Second, I never understood the damages theory in the case.  Hoffman's theory seemed to be that her damages were the amount she "gave up by selling the work privately (with a confidentiality clause) rather than at auction, as if sales at auction always do better than private sales."  The Fifth Circuit rejects this "auction premium" theory as hypothetical and speculative.

And last, the lawsuit always seemed to be, as The Art Market Monitor put it, "self-defeating."  If the concern was to not draw attention to the fact that Hoffman sold the Rothko ... well, here we are six and a half years later still talking about the fact that Hoffman sold the Rothko.  I would also assume that the legal fees for six and a half years of litigation were not insignificant.
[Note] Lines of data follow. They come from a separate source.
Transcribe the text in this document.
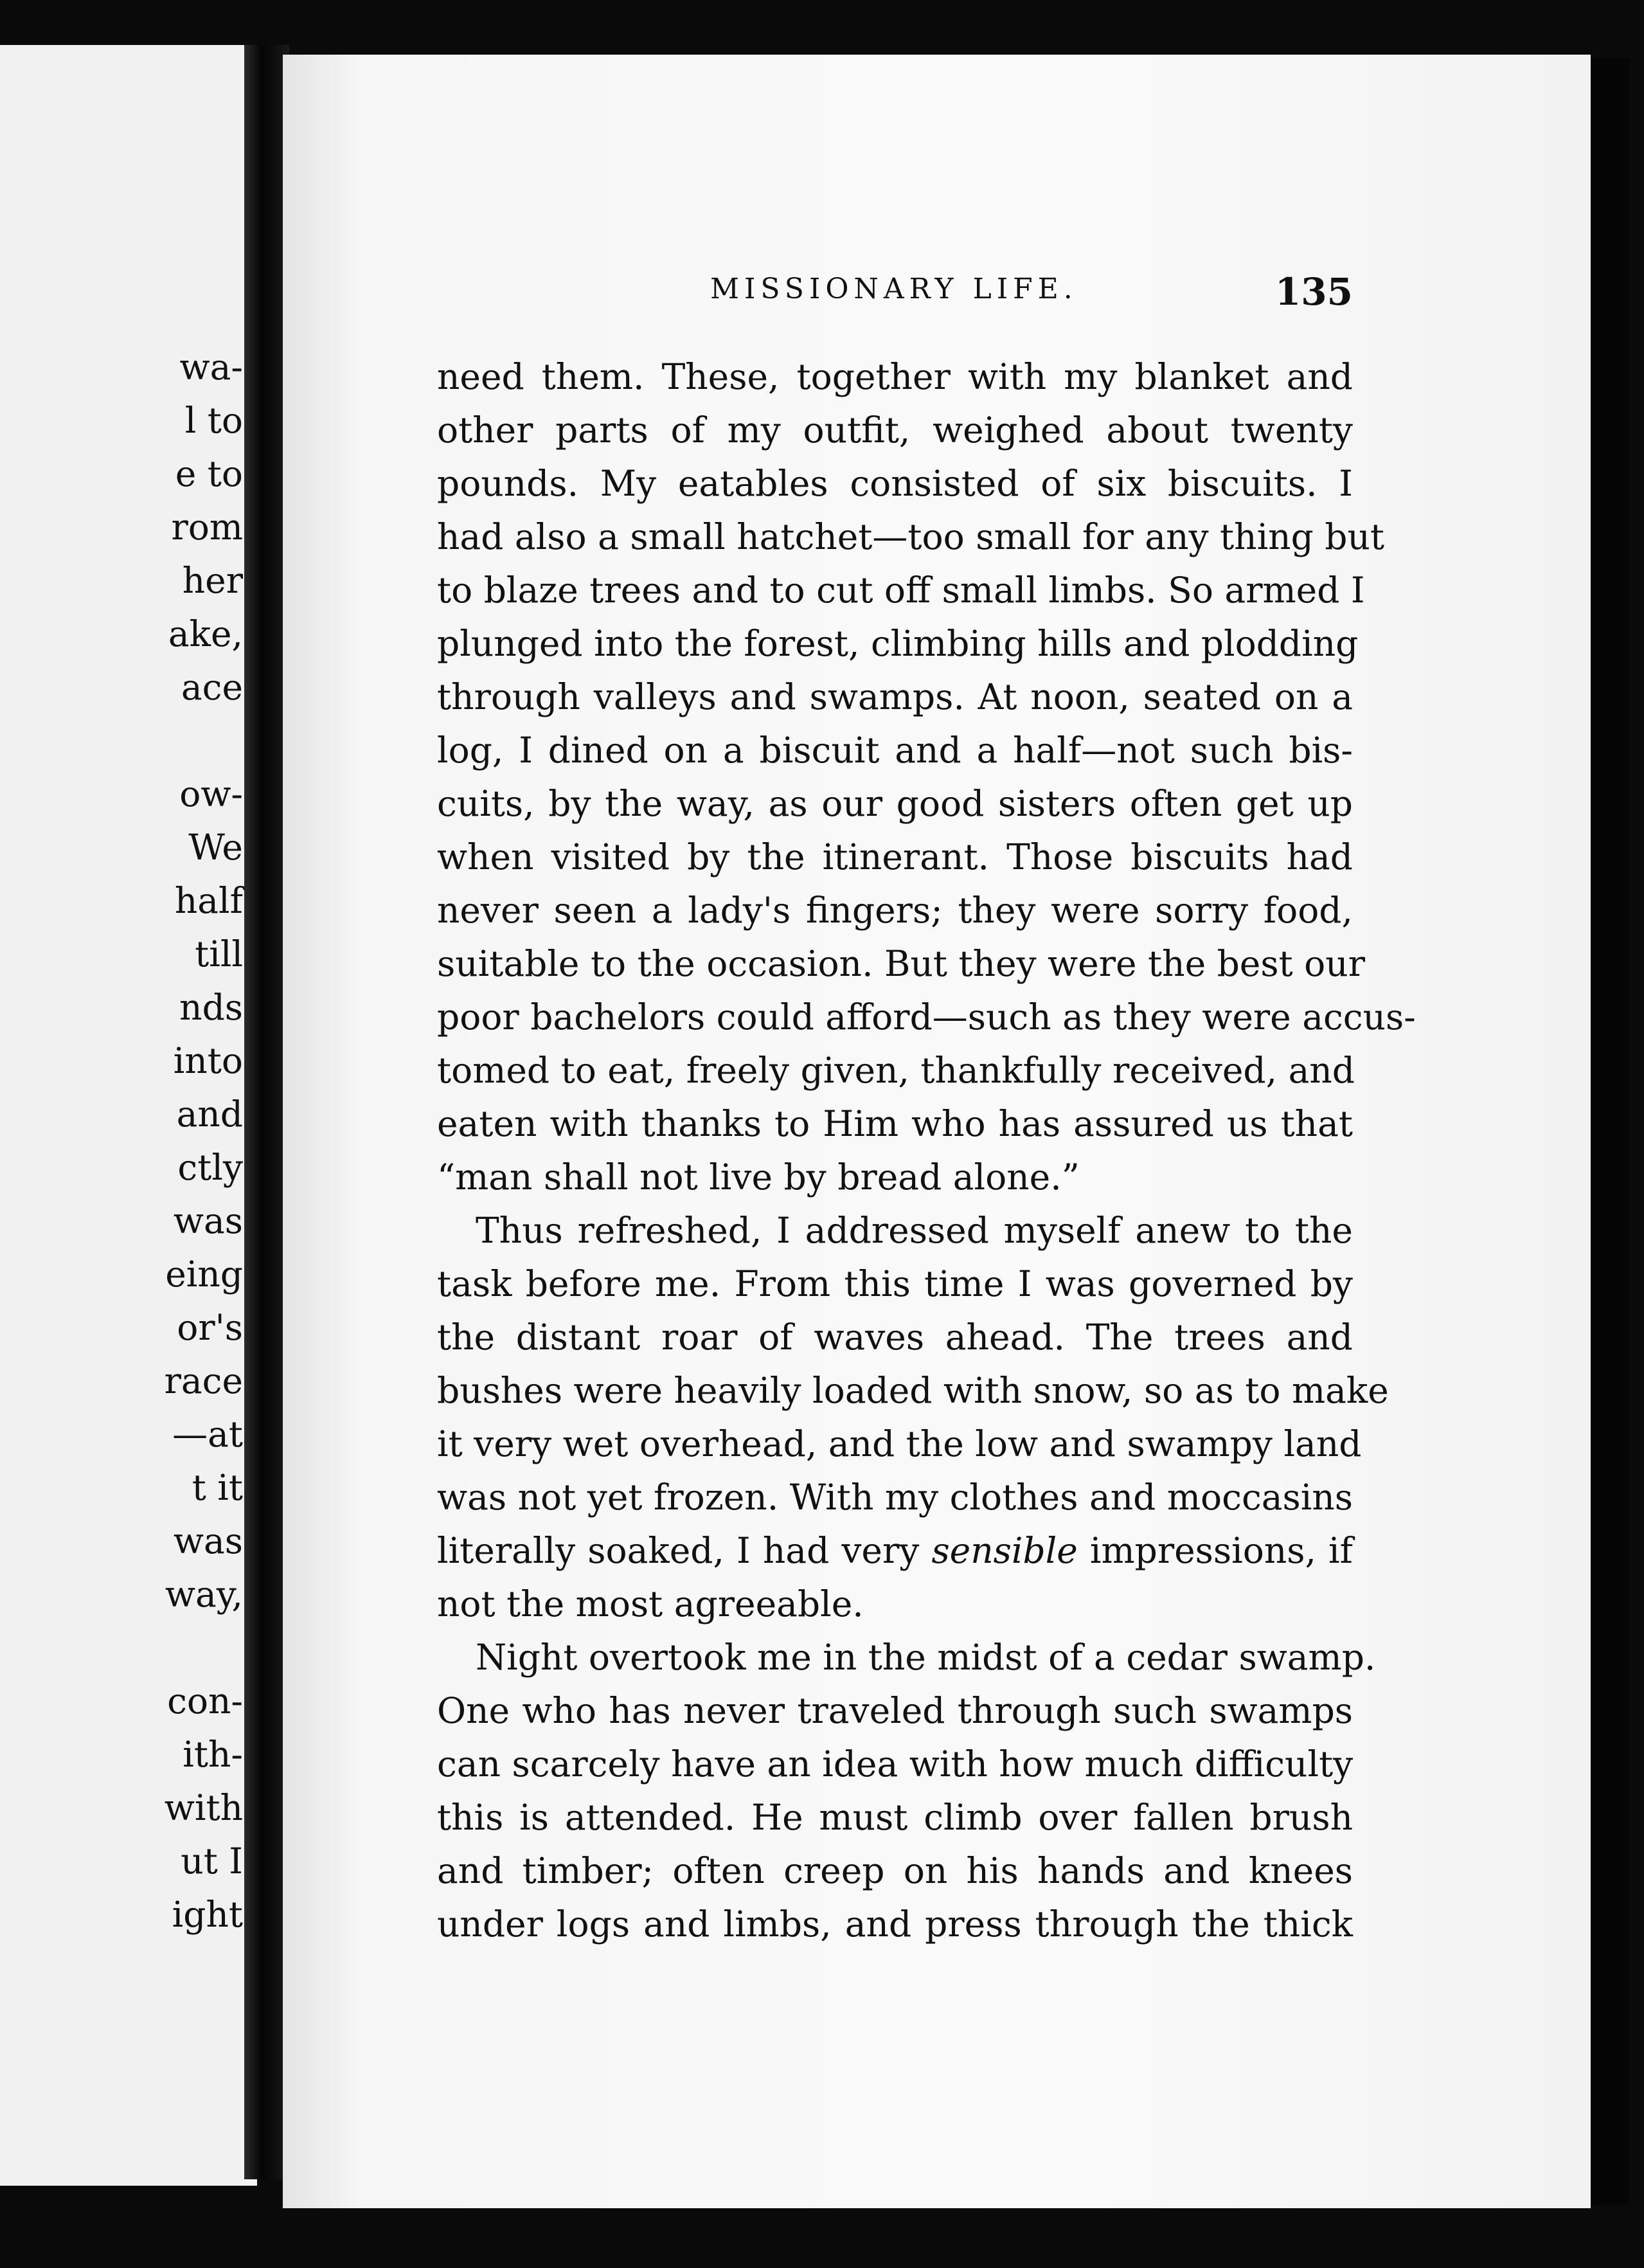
wa-
l to
e to
rom
her
ake,
ace
ow-
We
half
till
nds
into
and
ctly
was
eing
or's
race
—at
t it
was
way,
con-
ith-
with
ut I
ight
MISSIONARY LIFE.	135
need them. These, together with my blanket and
other parts of my outfit, weighed about twenty
pounds. My eatables consisted of six biscuits. I
had also a small hatchet—too small for any thing but
to blaze trees and to cut off small limbs. So armed I
plunged into the forest, climbing hills and plodding
through valleys and swamps. At noon, seated on a
log, I dined on a biscuit and a half—not such bis-
cuits, by the way, as our good sisters often get up
when visited by the itinerant. Those biscuits had
never seen a lady's fingers; they were sorry food,
suitable to the occasion. But they were the best our
poor bachelors could afford—such as they were accus-
tomed to eat, freely given, thankfully received, and
eaten with thanks to Him who has assured us that
“man shall not live by bread alone.”
Thus refreshed, I addressed myself anew to the
task before me. From this time I was governed by
the distant roar of waves ahead. The trees and
bushes were heavily loaded with snow, so as to make
it very wet overhead, and the low and swampy land
was not yet frozen. With my clothes and moccasins
literally soaked, I had very sensible impressions, if
not the most agreeable.
Night overtook me in the midst of a cedar swamp.
One who has never traveled through such swamps
can scarcely have an idea with how much difficulty
this is attended. He must climb over fallen brush
and timber; often creep on his hands and knees
under logs and limbs, and press through the thick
In any event, the end at last of a pretty bizarre case.

Tuesday, October 04, 2016

Brian Frye on the Detroit Bankruptcy

Self-recommending.  It's not primarily about the museum association deaccessioning rules, but I am naturally drawn to paragraphs like this:

"And yet, it is unclear why it is 'ethical' to sell artworks in order to buy artworks, but 'unethical' to sell artworks for other purposes. For example, under the AAM and AAMD guidelines, it is 'unethical' for an art museum to sell a work of art in order to avoid bankruptcy. As a consequence, art museums facing financial crises have been forced to close, when the sale of a single artwork could have covered their expenses. Most recently, the Corcoran Museum of American Art found itself in precisely this situation, and we lost an American institution. Would it really have been 'unethical' for the Corcoran to have sold an artwork in order to maintain its existence? Would it really be 'unethical' for a museum to sell an artwork from its collection in order to provide free admission? Would it really be 'unethical' for a university art museum to sell an artwork in order to provide scholarships?"

Yes, would it?

"There are now three lawsuits claiming that Leigh Keno or Leslie Keno and/or one of their companies have not paid their auction house bills."

Details in the Maine Antique Digest here.  At least one involves allegations of shill bidding. Background here.